The model features a unique Hybrid Thinking Mode, allowing users to toggle between "think" and "non-think" states. The thinking mode is tailored for complex logical chains, mathematical problem-solving, and coding tasks, while the non-think mode provides efficient, general-purpose conversational output. This dual-mode approach is managed via post-training techniques including Supervised Fine-Tuning (SFT) and Reinforcement Learning with Verifiable Rewards (RLVR).
Architecturally, Sarvam M utilizes a decoder-only Transformer design with Sliding Window Attention (SWA) and Rotary Positional Embeddings (RoPE). It has been heavily optimized for Indic scripts, using a custom tokenizer that significantly reduces token usage for Indian languages compared to standard Western models.
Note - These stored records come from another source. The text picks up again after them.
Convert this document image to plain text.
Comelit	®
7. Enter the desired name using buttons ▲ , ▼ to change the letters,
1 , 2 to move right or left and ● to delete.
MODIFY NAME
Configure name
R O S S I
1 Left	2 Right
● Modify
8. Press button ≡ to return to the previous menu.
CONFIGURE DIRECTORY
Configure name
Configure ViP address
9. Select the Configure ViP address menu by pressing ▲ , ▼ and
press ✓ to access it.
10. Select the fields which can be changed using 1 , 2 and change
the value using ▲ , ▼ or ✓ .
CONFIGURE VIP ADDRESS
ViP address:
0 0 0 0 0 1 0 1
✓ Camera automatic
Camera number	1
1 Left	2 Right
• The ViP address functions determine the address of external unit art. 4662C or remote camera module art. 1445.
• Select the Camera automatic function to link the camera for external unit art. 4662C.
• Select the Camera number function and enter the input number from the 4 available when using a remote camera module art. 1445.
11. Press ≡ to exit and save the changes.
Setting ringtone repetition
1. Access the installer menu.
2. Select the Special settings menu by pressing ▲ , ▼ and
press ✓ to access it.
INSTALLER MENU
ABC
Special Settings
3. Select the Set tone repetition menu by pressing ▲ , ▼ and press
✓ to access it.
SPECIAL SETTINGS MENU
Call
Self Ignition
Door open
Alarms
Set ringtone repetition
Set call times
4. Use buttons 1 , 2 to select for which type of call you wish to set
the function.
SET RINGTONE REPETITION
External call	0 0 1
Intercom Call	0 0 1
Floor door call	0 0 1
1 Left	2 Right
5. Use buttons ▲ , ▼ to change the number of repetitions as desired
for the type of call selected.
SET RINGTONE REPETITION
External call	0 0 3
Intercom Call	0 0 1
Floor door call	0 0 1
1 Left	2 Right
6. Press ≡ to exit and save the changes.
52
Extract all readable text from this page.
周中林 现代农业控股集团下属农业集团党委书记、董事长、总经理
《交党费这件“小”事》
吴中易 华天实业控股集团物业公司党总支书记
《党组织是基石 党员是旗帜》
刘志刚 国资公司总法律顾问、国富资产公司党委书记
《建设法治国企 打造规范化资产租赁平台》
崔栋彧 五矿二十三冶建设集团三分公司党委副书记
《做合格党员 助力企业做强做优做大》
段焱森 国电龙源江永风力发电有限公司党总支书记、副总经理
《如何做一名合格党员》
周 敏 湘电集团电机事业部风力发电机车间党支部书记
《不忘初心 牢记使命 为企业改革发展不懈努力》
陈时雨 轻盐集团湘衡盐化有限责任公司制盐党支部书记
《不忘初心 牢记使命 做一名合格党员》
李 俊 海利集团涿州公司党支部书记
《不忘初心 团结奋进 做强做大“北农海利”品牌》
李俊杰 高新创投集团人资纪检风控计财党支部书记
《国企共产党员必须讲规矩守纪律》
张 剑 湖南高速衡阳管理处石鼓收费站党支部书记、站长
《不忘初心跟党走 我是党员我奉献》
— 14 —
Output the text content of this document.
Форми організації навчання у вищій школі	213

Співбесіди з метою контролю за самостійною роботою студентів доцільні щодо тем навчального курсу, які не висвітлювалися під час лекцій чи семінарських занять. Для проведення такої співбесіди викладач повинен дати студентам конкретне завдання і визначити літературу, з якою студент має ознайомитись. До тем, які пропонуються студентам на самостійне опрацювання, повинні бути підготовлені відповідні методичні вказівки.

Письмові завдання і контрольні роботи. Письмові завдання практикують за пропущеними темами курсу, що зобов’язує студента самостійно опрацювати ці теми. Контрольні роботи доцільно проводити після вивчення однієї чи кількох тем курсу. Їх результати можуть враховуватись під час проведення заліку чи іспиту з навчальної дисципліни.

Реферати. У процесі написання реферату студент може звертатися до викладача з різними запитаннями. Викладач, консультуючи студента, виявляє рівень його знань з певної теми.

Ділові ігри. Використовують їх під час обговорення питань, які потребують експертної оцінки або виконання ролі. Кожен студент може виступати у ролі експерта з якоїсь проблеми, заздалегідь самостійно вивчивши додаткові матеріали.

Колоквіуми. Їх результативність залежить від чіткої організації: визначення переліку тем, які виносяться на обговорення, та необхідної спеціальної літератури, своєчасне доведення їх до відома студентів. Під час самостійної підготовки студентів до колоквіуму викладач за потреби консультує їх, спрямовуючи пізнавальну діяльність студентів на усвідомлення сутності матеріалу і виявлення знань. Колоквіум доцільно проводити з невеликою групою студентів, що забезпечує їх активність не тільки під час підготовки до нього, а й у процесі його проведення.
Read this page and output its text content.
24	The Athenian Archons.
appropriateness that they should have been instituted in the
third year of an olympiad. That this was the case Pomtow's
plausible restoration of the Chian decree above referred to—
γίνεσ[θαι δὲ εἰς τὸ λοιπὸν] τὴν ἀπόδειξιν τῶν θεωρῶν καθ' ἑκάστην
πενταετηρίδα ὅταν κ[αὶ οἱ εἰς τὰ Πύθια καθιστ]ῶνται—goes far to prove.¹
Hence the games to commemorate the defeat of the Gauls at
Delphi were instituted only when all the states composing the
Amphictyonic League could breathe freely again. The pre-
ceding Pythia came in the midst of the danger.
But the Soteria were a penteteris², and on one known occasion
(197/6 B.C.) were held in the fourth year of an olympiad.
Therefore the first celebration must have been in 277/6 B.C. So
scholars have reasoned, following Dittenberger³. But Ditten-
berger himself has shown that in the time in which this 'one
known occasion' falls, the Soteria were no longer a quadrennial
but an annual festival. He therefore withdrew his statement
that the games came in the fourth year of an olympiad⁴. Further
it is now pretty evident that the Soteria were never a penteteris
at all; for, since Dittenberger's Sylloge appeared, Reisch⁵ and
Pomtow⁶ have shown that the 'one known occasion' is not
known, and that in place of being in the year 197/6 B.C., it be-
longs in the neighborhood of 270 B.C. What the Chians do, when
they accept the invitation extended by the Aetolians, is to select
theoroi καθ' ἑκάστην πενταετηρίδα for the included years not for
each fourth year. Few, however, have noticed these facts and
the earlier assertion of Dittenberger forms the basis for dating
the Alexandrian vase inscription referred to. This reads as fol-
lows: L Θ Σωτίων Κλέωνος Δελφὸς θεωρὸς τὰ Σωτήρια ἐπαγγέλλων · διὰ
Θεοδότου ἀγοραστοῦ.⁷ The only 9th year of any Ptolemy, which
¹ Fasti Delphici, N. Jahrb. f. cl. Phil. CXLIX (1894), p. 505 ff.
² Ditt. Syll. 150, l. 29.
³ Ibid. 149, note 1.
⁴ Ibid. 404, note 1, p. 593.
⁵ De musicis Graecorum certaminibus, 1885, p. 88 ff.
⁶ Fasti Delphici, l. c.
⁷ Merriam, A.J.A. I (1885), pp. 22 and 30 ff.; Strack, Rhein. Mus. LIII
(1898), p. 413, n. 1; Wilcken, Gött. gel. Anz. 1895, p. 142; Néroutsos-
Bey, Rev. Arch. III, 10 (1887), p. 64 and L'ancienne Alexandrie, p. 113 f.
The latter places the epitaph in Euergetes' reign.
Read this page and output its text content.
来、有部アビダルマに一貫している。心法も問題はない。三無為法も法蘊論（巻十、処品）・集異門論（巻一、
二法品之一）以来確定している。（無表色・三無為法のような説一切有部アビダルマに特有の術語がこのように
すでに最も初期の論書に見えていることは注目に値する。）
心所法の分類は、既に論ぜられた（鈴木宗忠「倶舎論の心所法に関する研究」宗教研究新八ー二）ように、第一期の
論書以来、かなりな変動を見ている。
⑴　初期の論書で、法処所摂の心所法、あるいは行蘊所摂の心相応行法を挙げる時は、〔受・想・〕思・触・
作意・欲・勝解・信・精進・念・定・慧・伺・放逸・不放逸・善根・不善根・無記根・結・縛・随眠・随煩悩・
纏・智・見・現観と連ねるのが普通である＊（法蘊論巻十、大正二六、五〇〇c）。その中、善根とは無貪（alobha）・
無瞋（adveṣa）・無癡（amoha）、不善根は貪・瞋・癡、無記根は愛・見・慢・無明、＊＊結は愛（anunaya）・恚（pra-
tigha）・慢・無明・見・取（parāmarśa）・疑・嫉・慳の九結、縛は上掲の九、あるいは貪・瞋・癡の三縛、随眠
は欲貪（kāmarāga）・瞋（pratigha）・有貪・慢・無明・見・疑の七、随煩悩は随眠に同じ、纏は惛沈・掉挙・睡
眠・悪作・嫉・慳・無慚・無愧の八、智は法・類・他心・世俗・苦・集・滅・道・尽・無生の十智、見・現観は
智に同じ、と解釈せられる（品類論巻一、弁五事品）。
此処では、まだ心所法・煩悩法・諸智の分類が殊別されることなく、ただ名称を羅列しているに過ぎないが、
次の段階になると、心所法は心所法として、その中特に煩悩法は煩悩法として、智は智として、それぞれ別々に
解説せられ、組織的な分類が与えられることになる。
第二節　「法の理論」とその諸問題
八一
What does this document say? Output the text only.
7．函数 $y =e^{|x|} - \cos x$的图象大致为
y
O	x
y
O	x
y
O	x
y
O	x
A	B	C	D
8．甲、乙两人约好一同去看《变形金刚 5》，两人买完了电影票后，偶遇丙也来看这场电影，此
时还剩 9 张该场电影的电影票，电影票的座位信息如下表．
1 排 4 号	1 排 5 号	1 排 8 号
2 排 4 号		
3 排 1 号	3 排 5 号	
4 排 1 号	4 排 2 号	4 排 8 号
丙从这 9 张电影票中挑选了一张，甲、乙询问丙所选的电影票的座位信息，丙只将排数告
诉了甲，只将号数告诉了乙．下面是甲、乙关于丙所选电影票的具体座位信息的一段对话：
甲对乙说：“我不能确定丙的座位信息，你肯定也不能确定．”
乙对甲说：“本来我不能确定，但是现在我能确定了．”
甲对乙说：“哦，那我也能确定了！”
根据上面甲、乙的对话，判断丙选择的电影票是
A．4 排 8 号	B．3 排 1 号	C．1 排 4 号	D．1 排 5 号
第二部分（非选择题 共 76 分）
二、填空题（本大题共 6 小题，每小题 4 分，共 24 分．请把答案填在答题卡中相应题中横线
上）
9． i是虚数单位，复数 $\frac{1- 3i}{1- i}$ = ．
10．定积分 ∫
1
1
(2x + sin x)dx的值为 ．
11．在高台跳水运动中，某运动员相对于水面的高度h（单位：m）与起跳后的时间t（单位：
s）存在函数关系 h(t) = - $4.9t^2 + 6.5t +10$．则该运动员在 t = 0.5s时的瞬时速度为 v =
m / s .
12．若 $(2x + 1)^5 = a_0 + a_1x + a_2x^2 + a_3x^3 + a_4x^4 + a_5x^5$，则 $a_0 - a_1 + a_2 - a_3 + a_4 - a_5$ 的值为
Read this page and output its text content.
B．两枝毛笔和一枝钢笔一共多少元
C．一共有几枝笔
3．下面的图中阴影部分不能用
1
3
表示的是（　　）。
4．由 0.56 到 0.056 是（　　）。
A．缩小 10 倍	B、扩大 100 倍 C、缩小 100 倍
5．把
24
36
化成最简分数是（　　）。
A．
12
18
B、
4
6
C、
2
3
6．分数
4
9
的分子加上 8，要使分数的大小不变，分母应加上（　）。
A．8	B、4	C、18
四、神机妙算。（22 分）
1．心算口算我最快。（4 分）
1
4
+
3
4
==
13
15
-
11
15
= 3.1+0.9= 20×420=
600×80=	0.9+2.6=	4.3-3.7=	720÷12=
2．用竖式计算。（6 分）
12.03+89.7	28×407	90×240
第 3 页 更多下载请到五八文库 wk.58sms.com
This efficiency results in faster inference and lower costs when processing native script or romanized Indic text.
Sarvam M demonstrates significant performance improvements over its base architecture, with a reported 20% average gain on Indian language benchmarks and over 21% improvement in mathematical reasoning. It is particularly effective at the intersection of multilingualism and logic, showing an 86% performance boost in romanized Indian language versions of the GSM-8K benchmark. The model's alignment also includes specialized "character training" to ensure responses reflect Indian cultural values and mitigate political or geographic biases common in global datasets.